Glamora Tudor is an ageless star, every one of whose films finds a mention in every one of Angela Thirkell's Barsetshire novels. We have seen this wonderful bomb from the time Tony Morland was an obstreperous child, but though Tony and his friends have grown up, fought the tough fight, married and have children of their own, Miss Tudor still captivates the hearts of young men who are dazzled by her charms, and younger women, who copy her clothes and her hair and her makeup so that they can dazzle the young men who have eyes only for the radiant star on screen.
If only the world of Barchester remained thus, forever young. There are, of course, some middle-aged and even elderly women whose charm seduces young men and women alike, as well as their grandchildren, to the cynical amusement of their sons and daughters, who look on them with an indulgent eye. Such women draw every eye in the room to themselves, eclipsing their own daughters.
'Love Among the Ruins' is about the still unmarried young men returned from the war and still adjusting to civilian life. The young women they left behind them have married and are happy in their new families. In one tragic case, a Wren engaged to a naval officer was killed while on leave. The man she was engaged to has still not got over her.
As for the single young women, they are all too busy at work to think of marriage. For them too, life is passing by without the prospect of the kind of home and happiness their parents had taken for granted. Being women, and bound by the rigid behaviour expected of women of their class, they watch silently as the men they like drift away, sometimes unaware of the feelings they have roused.

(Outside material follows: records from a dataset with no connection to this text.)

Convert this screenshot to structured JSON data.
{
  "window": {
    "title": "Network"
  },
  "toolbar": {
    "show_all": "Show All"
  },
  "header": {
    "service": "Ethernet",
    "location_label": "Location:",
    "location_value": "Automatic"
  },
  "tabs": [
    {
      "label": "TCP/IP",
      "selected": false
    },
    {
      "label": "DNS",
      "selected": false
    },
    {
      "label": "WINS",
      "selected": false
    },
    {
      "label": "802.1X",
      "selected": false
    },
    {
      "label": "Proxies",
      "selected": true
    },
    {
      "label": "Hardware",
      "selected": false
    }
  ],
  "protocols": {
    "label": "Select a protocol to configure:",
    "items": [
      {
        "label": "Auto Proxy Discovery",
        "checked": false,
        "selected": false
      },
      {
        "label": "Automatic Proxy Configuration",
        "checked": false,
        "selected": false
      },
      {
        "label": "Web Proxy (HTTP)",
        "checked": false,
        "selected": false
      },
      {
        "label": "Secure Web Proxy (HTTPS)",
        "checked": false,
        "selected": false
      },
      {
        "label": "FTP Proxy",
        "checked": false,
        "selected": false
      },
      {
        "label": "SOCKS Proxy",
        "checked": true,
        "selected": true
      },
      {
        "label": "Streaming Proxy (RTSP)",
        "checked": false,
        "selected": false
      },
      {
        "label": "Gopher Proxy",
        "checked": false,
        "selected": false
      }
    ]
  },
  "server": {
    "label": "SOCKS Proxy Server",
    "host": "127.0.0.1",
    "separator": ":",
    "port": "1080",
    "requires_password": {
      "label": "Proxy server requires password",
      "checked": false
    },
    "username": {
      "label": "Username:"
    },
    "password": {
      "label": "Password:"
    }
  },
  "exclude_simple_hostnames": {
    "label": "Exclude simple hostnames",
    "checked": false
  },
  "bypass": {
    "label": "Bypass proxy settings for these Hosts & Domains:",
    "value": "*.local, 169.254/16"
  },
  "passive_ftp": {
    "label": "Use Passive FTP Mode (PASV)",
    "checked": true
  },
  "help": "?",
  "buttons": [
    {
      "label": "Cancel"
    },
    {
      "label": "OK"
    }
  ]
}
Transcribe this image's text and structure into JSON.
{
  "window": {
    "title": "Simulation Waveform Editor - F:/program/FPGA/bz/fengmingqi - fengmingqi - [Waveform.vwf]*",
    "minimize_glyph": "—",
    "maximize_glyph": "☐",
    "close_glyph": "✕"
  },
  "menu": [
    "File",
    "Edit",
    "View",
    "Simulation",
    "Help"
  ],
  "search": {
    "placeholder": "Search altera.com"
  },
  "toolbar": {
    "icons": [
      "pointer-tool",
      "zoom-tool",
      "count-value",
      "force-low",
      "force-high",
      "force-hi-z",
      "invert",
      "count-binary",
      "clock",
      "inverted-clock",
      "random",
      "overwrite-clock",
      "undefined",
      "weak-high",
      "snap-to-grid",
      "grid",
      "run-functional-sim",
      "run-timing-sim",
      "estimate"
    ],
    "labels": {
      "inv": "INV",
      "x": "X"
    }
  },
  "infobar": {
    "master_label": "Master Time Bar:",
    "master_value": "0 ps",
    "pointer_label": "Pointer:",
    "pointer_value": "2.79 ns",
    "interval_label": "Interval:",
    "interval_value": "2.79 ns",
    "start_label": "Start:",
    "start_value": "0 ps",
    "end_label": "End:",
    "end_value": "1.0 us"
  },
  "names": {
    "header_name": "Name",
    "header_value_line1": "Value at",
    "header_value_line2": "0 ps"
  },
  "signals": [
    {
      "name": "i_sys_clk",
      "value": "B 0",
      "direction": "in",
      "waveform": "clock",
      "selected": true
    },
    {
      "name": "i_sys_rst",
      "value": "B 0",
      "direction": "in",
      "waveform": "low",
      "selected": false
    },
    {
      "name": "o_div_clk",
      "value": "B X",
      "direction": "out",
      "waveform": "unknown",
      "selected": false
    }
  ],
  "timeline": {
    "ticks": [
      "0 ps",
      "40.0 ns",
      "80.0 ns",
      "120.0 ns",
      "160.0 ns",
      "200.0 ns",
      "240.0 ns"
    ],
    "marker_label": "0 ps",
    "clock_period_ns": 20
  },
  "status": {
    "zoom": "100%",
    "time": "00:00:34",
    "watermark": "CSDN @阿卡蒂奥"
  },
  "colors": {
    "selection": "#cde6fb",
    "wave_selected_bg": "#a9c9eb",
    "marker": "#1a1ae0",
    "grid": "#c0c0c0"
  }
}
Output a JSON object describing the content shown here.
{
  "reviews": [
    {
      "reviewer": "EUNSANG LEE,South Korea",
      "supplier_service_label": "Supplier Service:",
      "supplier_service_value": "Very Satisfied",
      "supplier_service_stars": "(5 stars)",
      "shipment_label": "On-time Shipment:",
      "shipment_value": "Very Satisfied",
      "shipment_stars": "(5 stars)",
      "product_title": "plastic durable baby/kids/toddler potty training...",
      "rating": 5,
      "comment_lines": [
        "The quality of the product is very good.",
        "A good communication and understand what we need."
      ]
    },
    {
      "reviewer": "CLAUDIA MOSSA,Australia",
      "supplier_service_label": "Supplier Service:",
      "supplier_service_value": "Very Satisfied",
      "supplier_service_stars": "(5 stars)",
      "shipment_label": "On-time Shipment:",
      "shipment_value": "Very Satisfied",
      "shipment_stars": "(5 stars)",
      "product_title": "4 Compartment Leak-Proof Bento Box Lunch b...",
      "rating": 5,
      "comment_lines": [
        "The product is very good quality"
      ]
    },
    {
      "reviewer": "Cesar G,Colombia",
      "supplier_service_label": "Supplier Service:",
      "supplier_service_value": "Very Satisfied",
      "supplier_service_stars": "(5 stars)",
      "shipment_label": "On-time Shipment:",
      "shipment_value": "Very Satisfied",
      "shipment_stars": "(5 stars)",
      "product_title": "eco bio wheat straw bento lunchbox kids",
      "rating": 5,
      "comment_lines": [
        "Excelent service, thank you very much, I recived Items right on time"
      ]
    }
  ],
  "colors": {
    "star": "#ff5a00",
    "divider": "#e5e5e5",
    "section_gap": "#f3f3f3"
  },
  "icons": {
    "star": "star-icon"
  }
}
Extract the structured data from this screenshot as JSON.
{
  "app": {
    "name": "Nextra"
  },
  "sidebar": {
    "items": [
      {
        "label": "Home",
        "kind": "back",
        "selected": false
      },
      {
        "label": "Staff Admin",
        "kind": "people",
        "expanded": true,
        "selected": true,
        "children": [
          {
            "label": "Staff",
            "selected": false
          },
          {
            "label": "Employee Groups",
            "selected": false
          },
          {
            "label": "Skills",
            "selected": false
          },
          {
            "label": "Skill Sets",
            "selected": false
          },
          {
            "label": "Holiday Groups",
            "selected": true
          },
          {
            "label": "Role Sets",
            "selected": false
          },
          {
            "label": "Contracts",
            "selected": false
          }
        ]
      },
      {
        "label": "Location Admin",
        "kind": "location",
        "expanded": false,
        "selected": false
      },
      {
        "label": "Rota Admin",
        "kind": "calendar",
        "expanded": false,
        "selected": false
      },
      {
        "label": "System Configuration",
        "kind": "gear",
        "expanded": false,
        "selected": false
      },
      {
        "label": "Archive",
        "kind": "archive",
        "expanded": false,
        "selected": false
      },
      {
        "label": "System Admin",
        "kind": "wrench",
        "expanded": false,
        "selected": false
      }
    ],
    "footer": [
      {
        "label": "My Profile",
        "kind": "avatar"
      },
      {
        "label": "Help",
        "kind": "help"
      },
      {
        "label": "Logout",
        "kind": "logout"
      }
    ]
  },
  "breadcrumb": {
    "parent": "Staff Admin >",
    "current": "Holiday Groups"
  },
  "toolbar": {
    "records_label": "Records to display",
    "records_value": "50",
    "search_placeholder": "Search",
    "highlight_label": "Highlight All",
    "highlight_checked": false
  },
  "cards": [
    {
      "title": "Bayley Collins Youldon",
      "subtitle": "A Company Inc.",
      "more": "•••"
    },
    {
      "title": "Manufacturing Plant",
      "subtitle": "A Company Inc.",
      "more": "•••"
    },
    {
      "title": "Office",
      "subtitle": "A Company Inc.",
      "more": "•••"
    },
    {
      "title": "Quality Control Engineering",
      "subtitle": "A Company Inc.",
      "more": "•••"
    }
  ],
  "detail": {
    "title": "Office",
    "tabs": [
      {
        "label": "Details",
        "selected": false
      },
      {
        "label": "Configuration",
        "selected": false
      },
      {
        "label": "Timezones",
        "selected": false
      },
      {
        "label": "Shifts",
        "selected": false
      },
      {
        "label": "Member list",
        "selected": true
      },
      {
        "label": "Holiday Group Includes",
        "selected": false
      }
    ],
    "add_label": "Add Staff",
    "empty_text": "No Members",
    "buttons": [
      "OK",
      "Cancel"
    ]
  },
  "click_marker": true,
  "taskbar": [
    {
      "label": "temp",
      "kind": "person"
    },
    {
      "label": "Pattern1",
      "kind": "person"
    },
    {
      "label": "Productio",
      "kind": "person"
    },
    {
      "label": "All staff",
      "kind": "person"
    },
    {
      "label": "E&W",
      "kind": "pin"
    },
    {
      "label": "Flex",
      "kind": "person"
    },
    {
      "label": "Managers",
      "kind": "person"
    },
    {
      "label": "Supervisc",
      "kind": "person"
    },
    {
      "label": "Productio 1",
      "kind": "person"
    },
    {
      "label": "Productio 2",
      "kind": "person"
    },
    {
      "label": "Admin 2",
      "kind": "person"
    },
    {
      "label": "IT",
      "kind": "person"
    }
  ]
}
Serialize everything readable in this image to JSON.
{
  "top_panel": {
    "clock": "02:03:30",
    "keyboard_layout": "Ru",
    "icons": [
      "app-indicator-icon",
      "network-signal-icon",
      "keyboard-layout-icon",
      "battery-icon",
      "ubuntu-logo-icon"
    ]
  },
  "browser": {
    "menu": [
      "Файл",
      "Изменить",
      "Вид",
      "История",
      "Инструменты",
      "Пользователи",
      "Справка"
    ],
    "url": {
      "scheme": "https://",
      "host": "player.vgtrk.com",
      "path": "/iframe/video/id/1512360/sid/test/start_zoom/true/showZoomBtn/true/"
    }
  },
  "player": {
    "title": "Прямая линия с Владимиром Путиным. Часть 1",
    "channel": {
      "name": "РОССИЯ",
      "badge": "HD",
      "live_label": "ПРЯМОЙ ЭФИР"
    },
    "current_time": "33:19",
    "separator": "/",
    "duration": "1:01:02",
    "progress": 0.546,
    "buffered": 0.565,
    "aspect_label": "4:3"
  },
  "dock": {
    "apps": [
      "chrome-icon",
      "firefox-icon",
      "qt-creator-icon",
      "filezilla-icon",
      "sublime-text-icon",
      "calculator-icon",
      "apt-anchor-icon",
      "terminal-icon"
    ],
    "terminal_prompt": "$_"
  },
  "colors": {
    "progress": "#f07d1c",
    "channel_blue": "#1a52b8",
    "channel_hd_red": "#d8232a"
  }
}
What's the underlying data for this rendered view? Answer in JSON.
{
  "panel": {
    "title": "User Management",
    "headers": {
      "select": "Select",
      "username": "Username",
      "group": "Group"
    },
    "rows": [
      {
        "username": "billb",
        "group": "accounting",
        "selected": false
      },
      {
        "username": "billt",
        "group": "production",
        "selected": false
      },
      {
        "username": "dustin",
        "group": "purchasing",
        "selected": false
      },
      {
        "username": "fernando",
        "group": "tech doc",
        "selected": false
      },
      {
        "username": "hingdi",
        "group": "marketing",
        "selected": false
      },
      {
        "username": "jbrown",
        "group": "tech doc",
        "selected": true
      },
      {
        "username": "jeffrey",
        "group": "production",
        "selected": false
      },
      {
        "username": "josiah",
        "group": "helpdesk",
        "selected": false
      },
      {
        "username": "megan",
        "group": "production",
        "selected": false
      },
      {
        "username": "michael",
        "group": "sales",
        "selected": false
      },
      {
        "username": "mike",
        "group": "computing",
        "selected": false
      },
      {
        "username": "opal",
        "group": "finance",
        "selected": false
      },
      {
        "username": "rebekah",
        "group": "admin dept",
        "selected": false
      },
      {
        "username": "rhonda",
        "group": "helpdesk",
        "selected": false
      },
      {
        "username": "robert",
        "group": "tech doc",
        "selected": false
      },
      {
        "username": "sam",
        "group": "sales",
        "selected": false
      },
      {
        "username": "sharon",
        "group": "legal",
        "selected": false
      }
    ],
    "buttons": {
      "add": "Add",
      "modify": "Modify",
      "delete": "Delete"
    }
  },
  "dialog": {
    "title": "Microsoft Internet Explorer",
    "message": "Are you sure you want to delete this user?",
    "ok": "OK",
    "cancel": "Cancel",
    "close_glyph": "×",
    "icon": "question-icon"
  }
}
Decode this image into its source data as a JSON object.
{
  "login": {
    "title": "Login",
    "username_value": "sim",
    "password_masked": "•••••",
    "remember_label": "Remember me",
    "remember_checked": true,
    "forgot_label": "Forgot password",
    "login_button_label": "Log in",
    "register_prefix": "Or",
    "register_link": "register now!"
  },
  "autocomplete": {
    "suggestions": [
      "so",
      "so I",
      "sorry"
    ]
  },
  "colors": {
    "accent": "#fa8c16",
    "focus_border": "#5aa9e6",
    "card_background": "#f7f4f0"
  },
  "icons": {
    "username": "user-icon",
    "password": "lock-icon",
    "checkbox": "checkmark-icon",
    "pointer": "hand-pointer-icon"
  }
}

There is, as usual, a vast array of characters, most of whom can trace their descent from the people of the same names in Anthony Trollope's Barchester novels. One of the central ideas is to determine who among them are 'county' - landed, often titled gentry, established since the beginning of the nineteenth century - and who are middle-class gentlefolk. Once this is sorted out, the rest fall into more identifiable working, agricultural or domestic service slots. A few cameos including Sir Winston Churchill also casually walk in and out. LAR is more a series of vignettes than a novel with a plot and theme and all the bells and whistles. Nevertheless, despite the occasional bitterness seen for the first time here, LAR has the full complement of the wry Thirkellian humour, wit and sharp observation.
An interesting sidelight is the number of schools, preparatory, junior, middle and high school run or employed as teaching or administrative staff by various persons who otherwise have important, even leading, roles in the story. This was at the time when the Government's (Their) Education Act had barely come into force, providing compulsory free education at state run schools. The number of children who win Oxford or Cambridge scholarships in the Classics, or in mathematics or modern sciences is extraordinary. Women too were educated, articulate and a match for the men they admired.
The other notable aspect of this highly literate author's works is the number of writers and publishers who people her pages, from Mrs Morland, the distinctly low-brow thriller/mystery/romance writer whose popularity has increased with each book she has written to educate her four sons - over a period of at least fifteen years, despite the difficulties of paper during the war years; the sentimental pap produced by Mrs Rivers; the biographies, more or less lurid, by George Knox and Mrs Barton; the more scholarly works of Mr and Mrs Tebben; and the equally distinguished and scholarly books of Mr Carton, Mr Birkett and Philip Winter. Even the love-lorn Colin Keith has completed his revision and updating of the standard work on railway law. Unlike the fickle readership of modern times, Mrs Morland's readership is amazingly loyal, leading to larger royalty cheques, which she divides and puts into a second account so the Income Tax won't know about it!
A marvellous evocation of the post-war years, the romance bittersweet, with very happy endings for all concerned.